Recipe: Pear and Espresso Panna Cotta

What do you get when you put together milk, sugar, espresso, whip cream and….PEARS? Hold up, did we just say pears? Yes, an odd combination but the Pear and Espresso Panna Cotta is a silky smooth and creamy treat with a thin layer of tender espresso soaked pears making you wonder why you never thought of this ingenious yet delectable tasty tease.

 

Ingredients
Yields 2 servings
  • 1/3 cup espresso coffee
  • 1/3 cup sugar
  • 1 small pear, peeled, cored and cut into thin slices
  • 2 tbsp milk
  • 2 tsp powdered gelatine
  • 1 cup whipping cream
  • 1 cup milk
  • 1/3 cup brown sugar
  • 1 tsp vanilla extract

Directions

  1. Place the coffee and the sugar in a small saucepan over low heat and stir to dissolve the sugar.

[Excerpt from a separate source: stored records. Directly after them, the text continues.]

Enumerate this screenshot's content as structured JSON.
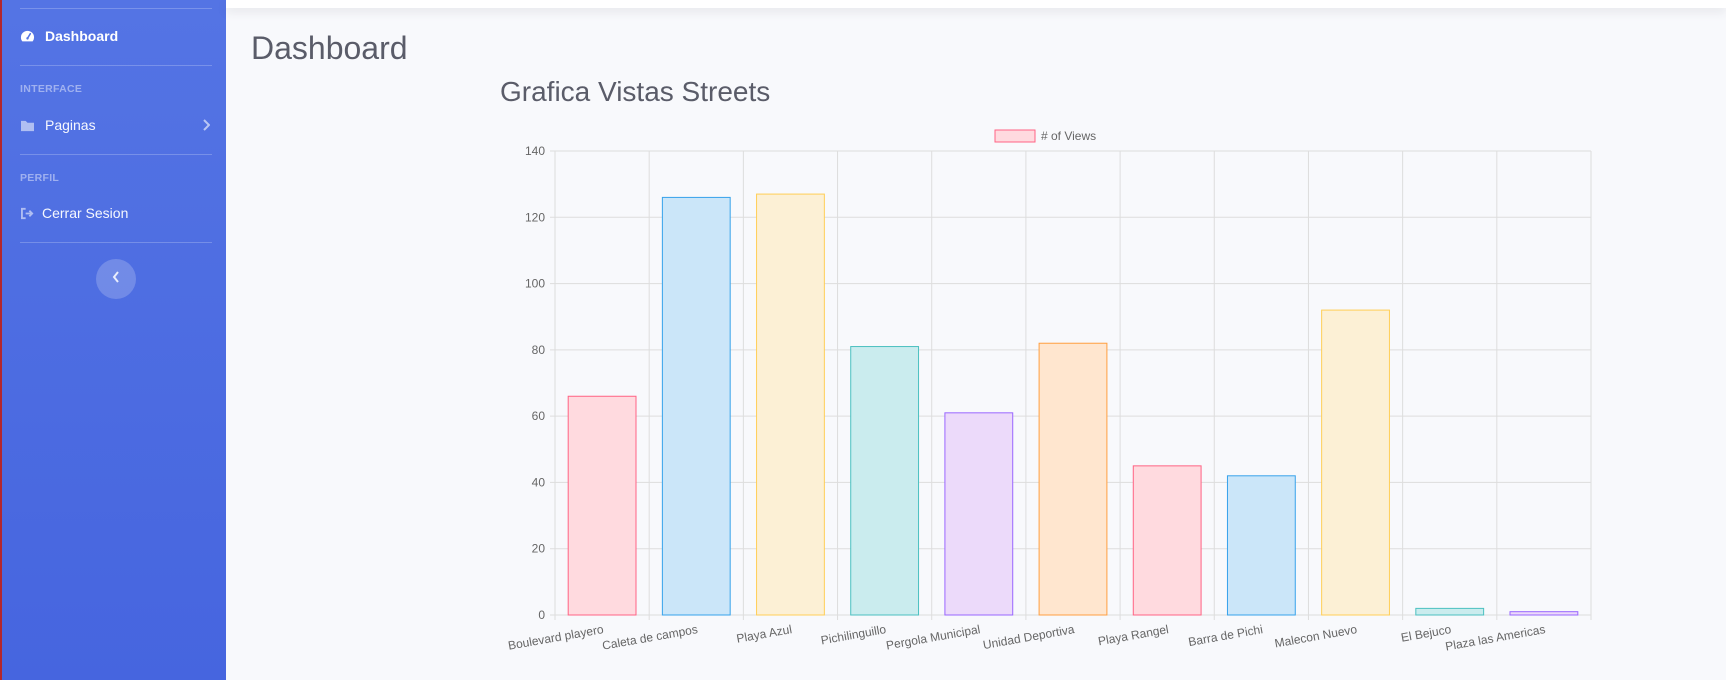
{
  "sidebar": {
    "dashboard_label": "Dashboard",
    "heading_interface": "INTERFACE",
    "paginas_label": "Paginas",
    "heading_perfil": "PERFIL",
    "logout_label": "Cerrar Sesion"
  },
  "page": {
    "title": "Dashboard",
    "chart_heading": "Grafica Vistas Streets"
  },
  "chart_data": {
    "type": "bar",
    "title": "Grafica Vistas Streets",
    "legend": "# of Views",
    "legend_position": "top-center",
    "categories": [
      "Boulevard playero",
      "Caleta de campos",
      "Playa Azul",
      "Pichilinguillo",
      "Pergola Municipal",
      "Unidad Deportiva",
      "Playa Rangel",
      "Barra de Pichi",
      "Malecon Nuevo",
      "El Bejuco",
      "Plaza las Americas"
    ],
    "values": [
      66,
      126,
      127,
      81,
      61,
      82,
      45,
      42,
      92,
      2,
      1
    ],
    "ylim": [
      0,
      140
    ],
    "yticks": [
      0,
      20,
      40,
      60,
      80,
      100,
      120,
      140
    ],
    "grid": true,
    "colors": [
      {
        "fill": "#ffdadf",
        "stroke": "#ff6384"
      },
      {
        "fill": "#cbe6f9",
        "stroke": "#36a2eb"
      },
      {
        "fill": "#fcf0d5",
        "stroke": "#ffce56"
      },
      {
        "fill": "#caecee",
        "stroke": "#4bc0c0"
      },
      {
        "fill": "#ecdafa",
        "stroke": "#9966ff"
      },
      {
        "fill": "#ffe6cf",
        "stroke": "#ff9f40"
      }
    ]
  }
}
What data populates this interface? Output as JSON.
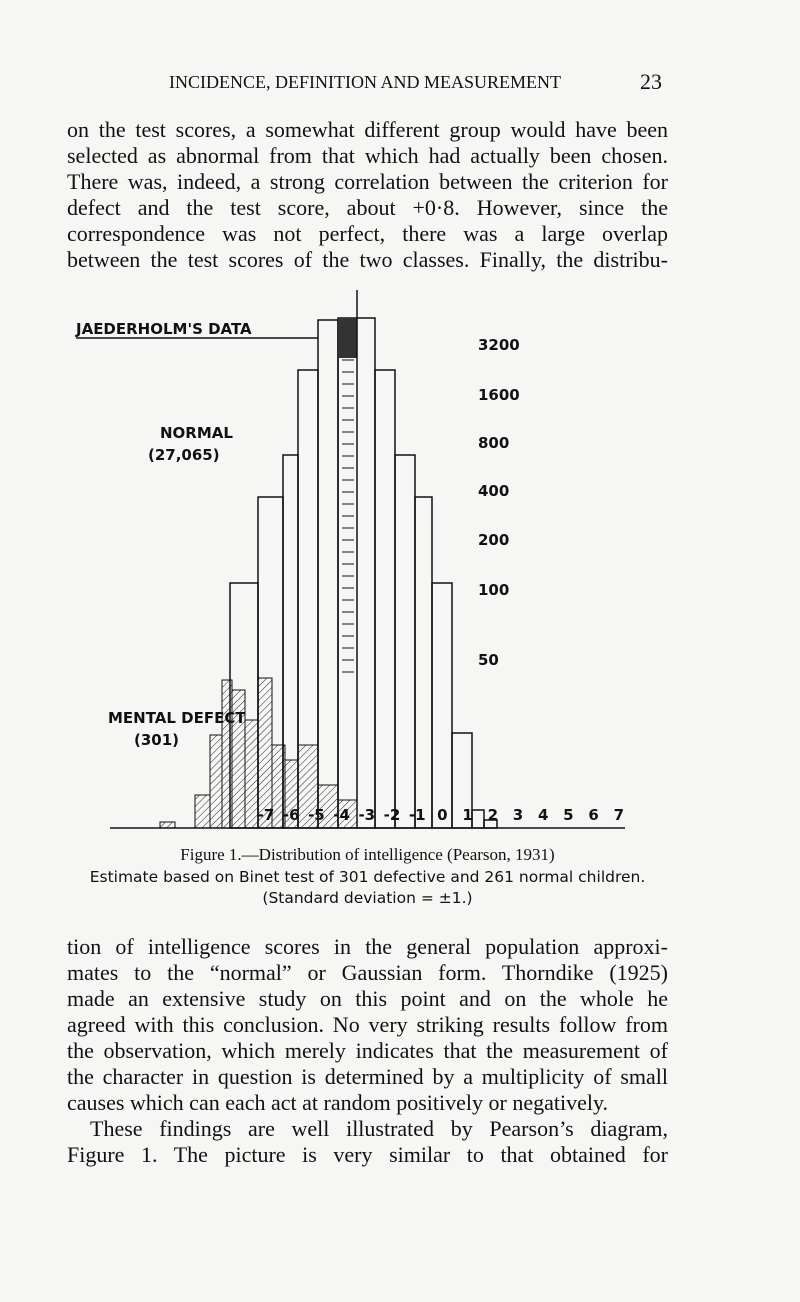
{
  "header": {
    "title": "INCIDENCE, DEFINITION AND MEASUREMENT",
    "page_number": "23"
  },
  "body_top": {
    "lines": [
      "on the test scores, a somewhat different group would have been",
      "selected as abnormal from that which had actually been chosen.",
      "There was, indeed, a strong correlation between the criterion for",
      "defect and the test score, about +0·8. However, since the",
      "correspondence was not perfect, there was a large overlap",
      "between the test scores of the two classes. Finally, the distribu-"
    ]
  },
  "figure": {
    "title": "JAEDERHOLM'S DATA",
    "normal_label": [
      "NORMAL",
      "(27,065)"
    ],
    "defect_label": [
      "MENTAL DEFECT",
      "(301)"
    ],
    "y_labels": [
      "3200",
      "1600",
      "800",
      "400",
      "200",
      "100",
      "50"
    ],
    "x_labels": [
      "-7",
      "-6",
      "-5",
      "-4",
      "-3",
      "-2",
      "-1",
      "0",
      "1",
      "2",
      "3",
      "4",
      "5",
      "6",
      "7"
    ],
    "caption": [
      "Figure 1.—Distribution of intelligence (Pearson, 1931)",
      "Estimate based on Binet test of 301 defective and 261 normal children.",
      "(Standard deviation = ±1.)"
    ]
  },
  "body_bottom": {
    "lines": [
      "tion of intelligence scores in the general population approxi-",
      "mates to the “normal” or Gaussian form. Thorndike (1925)",
      "made an extensive study on this point and on the whole he",
      "agreed with this conclusion. No very striking results follow from",
      "the observation, which merely indicates that the measurement of",
      "the character in question is determined by a multiplicity of small",
      "causes which can each act at random positively or negatively.",
      "These findings are well illustrated by Pearson’s diagram,",
      "Figure 1. The picture is very similar to that obtained for"
    ]
  }
}
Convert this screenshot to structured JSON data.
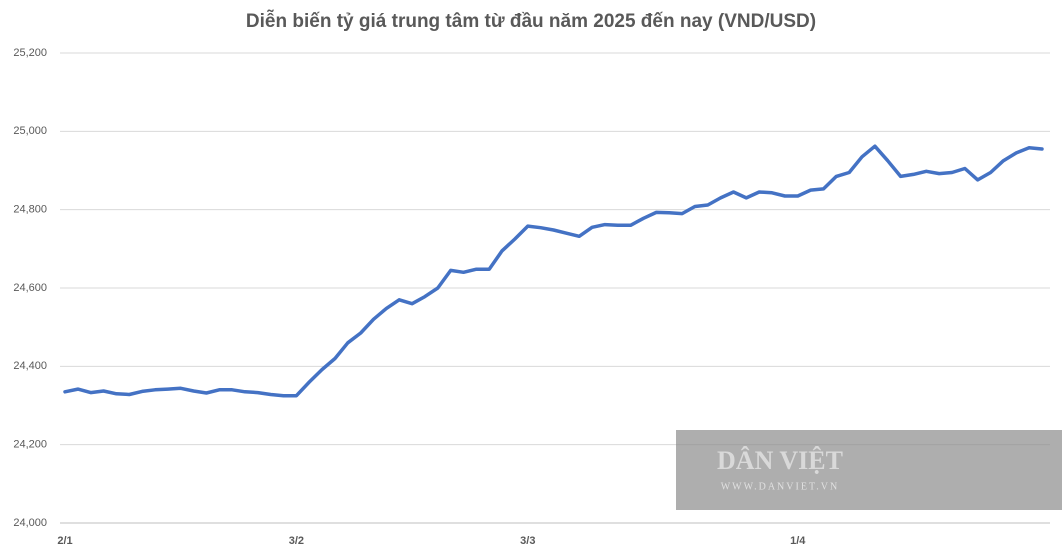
{
  "chart_data": {
    "type": "line",
    "title": "Diễn biến tỷ giá trung tâm từ đầu năm 2025 đến nay (VND/USD)",
    "categories": [
      "2/1",
      null,
      null,
      null,
      null,
      null,
      null,
      null,
      null,
      null,
      null,
      null,
      null,
      null,
      null,
      null,
      null,
      null,
      "3/2",
      null,
      null,
      null,
      null,
      null,
      null,
      null,
      null,
      null,
      null,
      null,
      null,
      null,
      null,
      null,
      null,
      null,
      "3/3",
      null,
      null,
      null,
      null,
      null,
      null,
      null,
      null,
      null,
      null,
      null,
      null,
      null,
      null,
      null,
      null,
      null,
      null,
      null,
      null,
      "1/4",
      null,
      null,
      null,
      null,
      null,
      null,
      null,
      null,
      null,
      null,
      null,
      null,
      null,
      null,
      null,
      null,
      null,
      null,
      null
    ],
    "series": [
      {
        "name": "VND/USD",
        "color": "#4472c4",
        "values": [
          24335,
          24342,
          24333,
          24337,
          24330,
          24328,
          24336,
          24340,
          24342,
          24344,
          24337,
          24332,
          24340,
          24340,
          24335,
          24333,
          24328,
          24325,
          24325,
          24360,
          24392,
          24420,
          24460,
          24485,
          24520,
          24548,
          24570,
          24560,
          24578,
          24600,
          24645,
          24640,
          24648,
          24648,
          24695,
          24725,
          24758,
          24754,
          24748,
          24740,
          24732,
          24755,
          24762,
          24760,
          24760,
          24778,
          24793,
          24792,
          24790,
          24808,
          24812,
          24830,
          24845,
          24830,
          24845,
          24843,
          24835,
          24835,
          24850,
          24853,
          24885,
          24895,
          24935,
          24962,
          24925,
          24885,
          24890,
          24898,
          24892,
          24895,
          24905,
          24876,
          24895,
          24925,
          24945,
          24958,
          24955
        ]
      }
    ],
    "ylim": [
      24000,
      25200
    ],
    "yticks": [
      {
        "value": 24000,
        "label": "24,000"
      },
      {
        "value": 24200,
        "label": "24,200"
      },
      {
        "value": 24400,
        "label": "24,400"
      },
      {
        "value": 24600,
        "label": "24,600"
      },
      {
        "value": 24800,
        "label": "24,800"
      },
      {
        "value": 25000,
        "label": "25,000"
      },
      {
        "value": 25200,
        "label": "25,200"
      }
    ],
    "grid": true,
    "watermark": {
      "brand": "DÂN VIỆT",
      "url": "WWW.DANVIET.VN"
    }
  }
}
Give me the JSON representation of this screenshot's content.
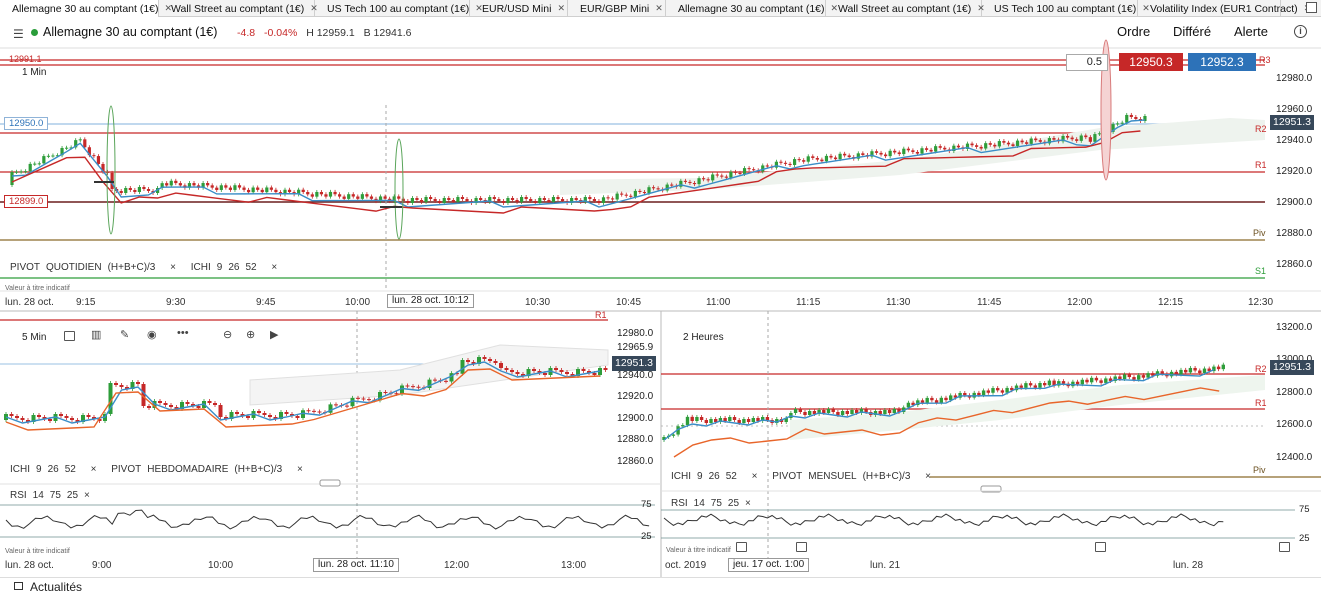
{
  "tabs": [
    {
      "label": "Allemagne 30 au comptant (1€)",
      "active": true
    },
    {
      "label": "Wall Street au comptant (1€)",
      "active": false
    },
    {
      "label": "US Tech 100 au comptant (1€)",
      "active": false
    },
    {
      "label": "EUR/USD Mini",
      "active": false
    },
    {
      "label": "EUR/GBP Mini",
      "active": false
    },
    {
      "label": "Allemagne 30 au comptant (1€)",
      "active": false
    },
    {
      "label": "Wall Street au comptant (1€)",
      "active": false
    },
    {
      "label": "US Tech 100 au comptant (1€)",
      "active": false
    },
    {
      "label": "Volatility Index (EUR1 Contract)",
      "active": false
    }
  ],
  "header": {
    "instrument": "Allemagne 30 au comptant (1€)",
    "change": "-4.8",
    "change_pct": "-0.04%",
    "high": "H 12959.1",
    "low": "B 12941.6",
    "ordre": "Ordre",
    "differe": "Différé",
    "alerte": "Alerte",
    "info_icon": "info-icon",
    "menu_icon": "hamburger-icon"
  },
  "trade": {
    "quantity": "0.5",
    "sell": "12950.3",
    "buy": "12952.3"
  },
  "main_chart": {
    "timeframe": "1 Min",
    "price_ticks": [
      "12980.0",
      "12960.0",
      "12940.0",
      "12920.0",
      "12900.0",
      "12880.0",
      "12860.0"
    ],
    "left_labels": {
      "top": "12991.1",
      "mid": "12950.0",
      "low": "12899.0"
    },
    "current_price": "12951.3",
    "pivot_labels": {
      "r3": "R3",
      "r2": "R2",
      "r1": "R1",
      "piv": "Piv",
      "s1": "S1"
    },
    "indicators": {
      "pivot": "PIVOT",
      "pivot_type": "QUOTIDIEN",
      "pivot_formula": "(H+B+C)/3",
      "ichi": "ICHI",
      "ichi_params": [
        "9",
        "26",
        "52"
      ]
    },
    "note": "Valeur à titre indicatif",
    "time_labels": [
      "lun. 28 oct.",
      "9:15",
      "9:30",
      "9:45",
      "10:00",
      "10:30",
      "10:45",
      "11:00",
      "11:15",
      "11:30",
      "11:45",
      "12:00",
      "12:15",
      "12:30"
    ],
    "cursor_time": "lun. 28 oct. 10:12",
    "close": "×"
  },
  "chart_5min": {
    "timeframe": "5 Min",
    "price_ticks": [
      "12980.0",
      "12965.9",
      "12940.0",
      "12920.0",
      "12900.0",
      "12880.0",
      "12860.0"
    ],
    "current_price": "12951.3",
    "pivot_r1": "R1",
    "indicators": {
      "ichi": "ICHI",
      "ichi_params": [
        "9",
        "26",
        "52"
      ],
      "pivot": "PIVOT",
      "pivot_type": "HEBDOMADAIRE",
      "pivot_formula": "(H+B+C)/3"
    },
    "rsi": {
      "label": "RSI",
      "params": [
        "14",
        "75",
        "25"
      ],
      "upper": "75",
      "lower": "25"
    },
    "note": "Valeur à titre indicatif",
    "time_labels": [
      "lun. 28 oct.",
      "9:00",
      "10:00",
      "12:00",
      "13:00"
    ],
    "cursor_time": "lun. 28 oct. 11:10"
  },
  "chart_2h": {
    "timeframe": "2 Heures",
    "price_ticks": [
      "13200.0",
      "13000.0",
      "12800.0",
      "12600.0",
      "12400.0"
    ],
    "current_price": "12951.3",
    "pivot_labels": {
      "r2": "R2",
      "r1": "R1",
      "piv": "Piv"
    },
    "indicators": {
      "ichi": "ICHI",
      "ichi_params": [
        "9",
        "26",
        "52"
      ],
      "pivot": "PIVOT",
      "pivot_type": "MENSUEL",
      "pivot_formula": "(H+B+C)/3"
    },
    "rsi": {
      "label": "RSI",
      "params": [
        "14",
        "75",
        "25"
      ],
      "upper": "75",
      "lower": "25"
    },
    "note": "Valeur à titre indicatif",
    "time_labels": [
      "oct. 2019",
      "lun. 21",
      "lun. 28"
    ],
    "cursor_time": "jeu. 17 oct. 1:00"
  },
  "footer": {
    "news": "Actualités"
  },
  "colors": {
    "up": "#2e9d3a",
    "down": "#c62828",
    "tenkan": "#3a8dc7",
    "kijun": "#c62828",
    "kijun5": "#e8652a",
    "pivot_r": "#c62828",
    "piv": "#8a6a2a",
    "s1": "#2e9d3a",
    "price_box": "#37485a"
  }
}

Please, please, please: use good espresso not drip coffee! Add the pear slices and cook for 10-15 minutes or until tender and the syrup has thickened slightly.
  2. Place the pears on the base of 2 lightly greased ramekins. Pour the syrup evenly over them and allow to cool at room temperature.
  3. Put the gelatine and the 2 tbsp of milk in a small bowl. Stir to combine and let stand for 2-3 minutes, until the gelatine has dissolved.
  4. Place the cream, the extra milk, the brown sugar and the vanilla extract in a pot over medium heat and bring to boil. Remove from the heat, add the gelatine and whisk to combine. Set aside to cool.
  5. Slowly pour the cream mixture over the pears and syrup. Refrigerate for 4-6 hours over overnight.
Note: If you have a hard time unmolding the panna cotta from the ramekins, run the bottom and side of the ramekins under hot water for a couple of minutes.

Recipe:  Donna Hay Magazine

4 thoughts on “Recipe: Pear and Espresso Panna Cotta”

  1. I’d probably favor using fine white sugar so that the pears and espresso flavor notes can do the talking. Yet, if a sugar with more flavor structure is desired I’d imagine Turbinado (raw organic) would be the better choice than brown sugar.

    Still pretty intriguing idea: pears and espresso. If the espresso has a citrus edge I’d choose a red or green Anjou pear; If the espresso has an earthy or floral edge, probably a Comice, red Bartlett or Bosc; If chocolate or caramel notes, then a Concorde or green Bartlett.

    1. Love your thoughts on pairing the pear (!) and espresso variety. If you experiment and find some specifically splendid results, please share! I’m going to incorporate that into my next batch.

      – Kat

  2. You’re welcome; I’m food-geeky. That’s why I’m your customer. :-)

    Just imagining the pairings in my head since I haven’t actually tried an espresso/pear mix. But it’s the kind of thing you’d consider for cheese and wine, so espresso seems a natural fit.

    I’d also likely skip the vanilla — and shoot for brandy, whiskey, sherry or cognac — unless one is using an espresso with more chocolately, caramel or citrus notes, in which case I’d try vanilla or rum. If one is using whole vanilla bean or vanilla essence that identifies what vanilla variety, then Tahitian vanilla would be the better choice for floral espresso and Bourbon/Madagascar for earthy. Again, citrusy or chocolatey would be the most flexible espresso in which case Mexican, Bourbon or common blended vanilla essences would probably work.